SINGAPORE: An app that intended to integrate numerous modes of transportation under one platform has folded, along with the SMRT-backed start-up that built it, less than two years after its introduction. Zipster, which was launched in September 2019 by mobilityX, a subsidiary of SMRT, stated at the time that it planned to provide commuters with almost limitless bus and train journeys for a fixed monthly subscription cost, as well as discounted rides on ride-hailing services and shared-bikes.
Following a beta test, it said it had roughly 16,000 users and had worked with Grab, Gojek, and electric car-sharing startup BlueSG to offer its services through the app.
During the launch ceremony, Enterprise Singapore announced a partnership with mobilityX to expand Zipster’s activities to additional countries in the area.
Zipster, however, was no longer accessible for download on Tuesday (June 29) when I checked the Apple App Store and Google Play Store.
Mr Axel Tan, general manager of SMRT Ventures, said, “The shareholders examined mobilityX’s potential and progress in light of the present difficult business and regulatory circumstances, and mutually decided not to continue investing this start-up company.”
MobilityX was funded by the local transportation company as well as Toyota Tsusho, Toyota’s general trading department, which invested an undisclosed sum in the company in 2018.

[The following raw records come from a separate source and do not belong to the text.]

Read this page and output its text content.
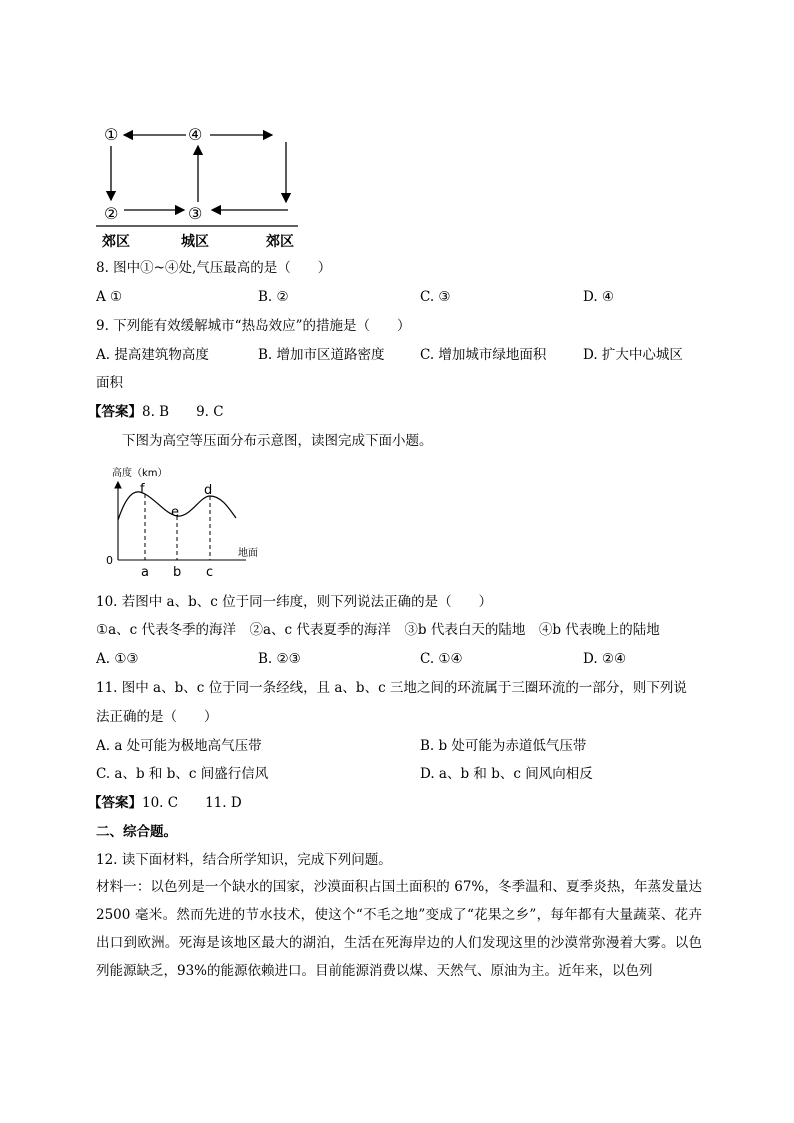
①	④
②	③
郊区	城区	郊区
8. 图中①~④处,气压最高的是（　　）
A ①	B. ②	C. ③	D. ④
9. 下列能有效缓解城市“热岛效应”的措施是（　　）
A. 提高建筑物高度	B. 增加市区道路密度	C. 增加城市绿地面积	D. 扩大中心城区
面积
【答案】8. B　　9. C
下图为高空等压面分布示意图，读图完成下面小题。
高度（km）
0
地面
f
e
d
a b c
10. 若图中 a、b、c 位于同一纬度，则下列说法正确的是（　　）
①a、c 代表冬季的海洋　②a、c 代表夏季的海洋　③b 代表白天的陆地　④b 代表晚上的陆地
A. ①③	B. ②③	C. ①④	D. ②④
11. 图中 a、b、c 位于同一条经线，且 a、b、c 三地之间的环流属于三圈环流的一部分，则下列说
法正确的是（　　）
A. a 处可能为极地高气压带	B. b 处可能为赤道低气压带
C. a、b 和 b、c 间盛行信风	D. a、b 和 b、c 间风向相反
【答案】10. C　　11. D
二、综合题。
12. 读下面材料，结合所学知识，完成下列问题。
材料一：以色列是一个缺水的国家，沙漠面积占国土面积的 67%，冬季温和、夏季炎热，年蒸发量达 2500 毫米。然而先进的节水技术，使这个“不毛之地”变成了“花果之乡”，每年都有大量蔬菜、花卉出口到欧洲。死海是该地区最大的湖泊，生活在死海岸边的人们发现这里的沙漠常弥漫着大雾。以色列能源缺乏，93%的能源依赖进口。目前能源消费以煤、天然气、原油为主。近年来，以色列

Mr Tan explained that “registered users were alerted in advance before Zipster app services were ended,” and that the intellectual property created will be “retained and analyzed for future initiatives.”
He didn’t explain when the decision to close mobilityX and end Zipster’s services was made.
As part of a three-month pilot at Singapore Science Park 2, mobilityX worked with ST Engineering and the Alliance for Action on Robotics to allow commuters to use Zipster to book driverless buses.
MobilityX personnel were not affected by the closure, according to SMRT, which did not respond to CNA’s questions.
Zipster used a “mobility-as-a-service” (MaaS) concept, which refers to apps that allow commuters to plan and pay for many modes of transportation from a single platform.
Whim, a MaaS app built by Finnish firm MaaS Global and dubbed the “Netflix of transportation” by the company, has yet to launch in the United States, despite promising to do so in 2019 in cooperation with transportation major ComfortDelGro.
MaaS Global had used around €50 million (US$59.5 million) of investors’ money in failed expansion attempts across Europe, according to the Finnish newspaper Helsingin Sanomat.
Attempts to contact MaaS Global via the company’s website’s press email address were fruitless.
Park Byung Joon, an urban mobility specialist from Singapore University of Social Sciences, told CNA that the MaaS model is a “very ill-defined notion.”
“Exactly what is it?” “No one knows,” Associate Professor Park explained. He went on to say that the model is based on “a lot of assumptions” and that it would only function in a “perfect world.”